¿Haití? En pie, cuatro casas de madera,
dos ríos pálidos de melancolía
y, devenido en charco de sangre, un sol
cuyo oficio consiste en ser famélico
porque brilla mejor y peor a ratos.
¿Haitianos? ¡Ay, de rodillas y víctimas
pereceis sumidos bajo las ruinas
de una fatalidad precuaternaria!
¡Sufrís mis cachimbeos de Papanoel
vestido con traje y sombrero negros,
como esos sepultureros de western
que en vudú representan La Muerte!
¿Papa Doc? C’est moi. Soy el Voodoo King
que sobre escalofríos tristes camina
prolongándose en su penar gozoso.
C’est moi, le Docteur François Duvalier,
un magnicida de pobres en serie,
ejecutor de chiflados haitianos
con jauría incorporada (mis fieles
Les Tonton Macoutes sanguinarios)
y, aunque ya no cure vuestros dolores,
llameo cargado de grillos, de noches,
de cráneos por mi jardín esparcidos.
¡Tosed sangre, dulcemente, a mi paso!
Miro en torno y sólo agonía veo.
Mi perro mastín os lleva en la boca
con su sonrisa al borde de la rabia.
Vosotros sois para él un alimento
consagrado, aunque insípido y caduco.
Cometo asesinatos dobles, triples,
cuádruples como bypasses aciagos
y en lo alto pedorreo, eructo y vuelo,
olvidándome de masacrar lo obvio.
Le doy vueltas y vueltas, y entre medias
me voy poniendo y poniendo cachondo,
con un blando bebé recién cobrado
bajo el brazo, descoyuntado y zombi.
¡Desagüen los mares! ¡Sequen la isla!
Nada hay de común entre ella y la tierra.

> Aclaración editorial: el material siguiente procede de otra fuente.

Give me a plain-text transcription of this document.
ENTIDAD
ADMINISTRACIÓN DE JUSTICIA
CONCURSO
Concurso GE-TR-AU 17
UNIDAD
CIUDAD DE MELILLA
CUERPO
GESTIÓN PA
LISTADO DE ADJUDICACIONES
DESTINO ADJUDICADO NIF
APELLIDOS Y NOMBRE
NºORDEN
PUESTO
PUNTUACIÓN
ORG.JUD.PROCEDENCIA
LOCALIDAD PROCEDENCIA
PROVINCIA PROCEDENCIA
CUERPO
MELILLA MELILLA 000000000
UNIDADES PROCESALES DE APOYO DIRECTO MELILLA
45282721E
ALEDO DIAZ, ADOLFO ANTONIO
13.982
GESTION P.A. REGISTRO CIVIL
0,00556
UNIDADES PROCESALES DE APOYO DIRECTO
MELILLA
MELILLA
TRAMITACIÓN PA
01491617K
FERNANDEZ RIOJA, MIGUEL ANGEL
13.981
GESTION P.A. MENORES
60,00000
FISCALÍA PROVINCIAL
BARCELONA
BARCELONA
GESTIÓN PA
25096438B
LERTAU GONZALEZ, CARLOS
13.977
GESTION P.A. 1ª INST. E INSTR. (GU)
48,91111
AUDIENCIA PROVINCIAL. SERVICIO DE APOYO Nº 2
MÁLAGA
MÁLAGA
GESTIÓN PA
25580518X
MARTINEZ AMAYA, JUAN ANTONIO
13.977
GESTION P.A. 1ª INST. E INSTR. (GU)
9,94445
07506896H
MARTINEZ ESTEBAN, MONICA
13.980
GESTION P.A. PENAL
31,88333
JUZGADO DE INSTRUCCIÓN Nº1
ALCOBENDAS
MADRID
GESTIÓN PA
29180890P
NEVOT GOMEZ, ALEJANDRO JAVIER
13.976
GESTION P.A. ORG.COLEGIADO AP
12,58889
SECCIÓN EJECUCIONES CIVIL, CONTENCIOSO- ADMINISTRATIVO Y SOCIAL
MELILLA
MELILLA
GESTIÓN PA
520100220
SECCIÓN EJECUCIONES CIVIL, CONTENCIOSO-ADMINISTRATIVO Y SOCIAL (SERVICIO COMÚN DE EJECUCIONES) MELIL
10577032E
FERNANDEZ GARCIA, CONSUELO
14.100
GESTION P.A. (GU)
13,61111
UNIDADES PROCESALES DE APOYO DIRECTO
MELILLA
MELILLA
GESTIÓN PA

Su primavera aguarda bajo el fondo.
Es toda una hazaña. Mi venganza.
Pero tan fría como un cañón de pistola.
¡Sucede que Dios es negro y yo soy Dios!
Siento nacer en mí un hombre nuevo
–sádico criminal de ruiseñores–
y a mi insomnio, regresan las locuras
allá donde los ahogados duermen.
¿Mi trineo? Un ataúd de niña blanca
y pura. Un ataúd blanco de pura niña.
Un puro ataúd de niña negra. E impura.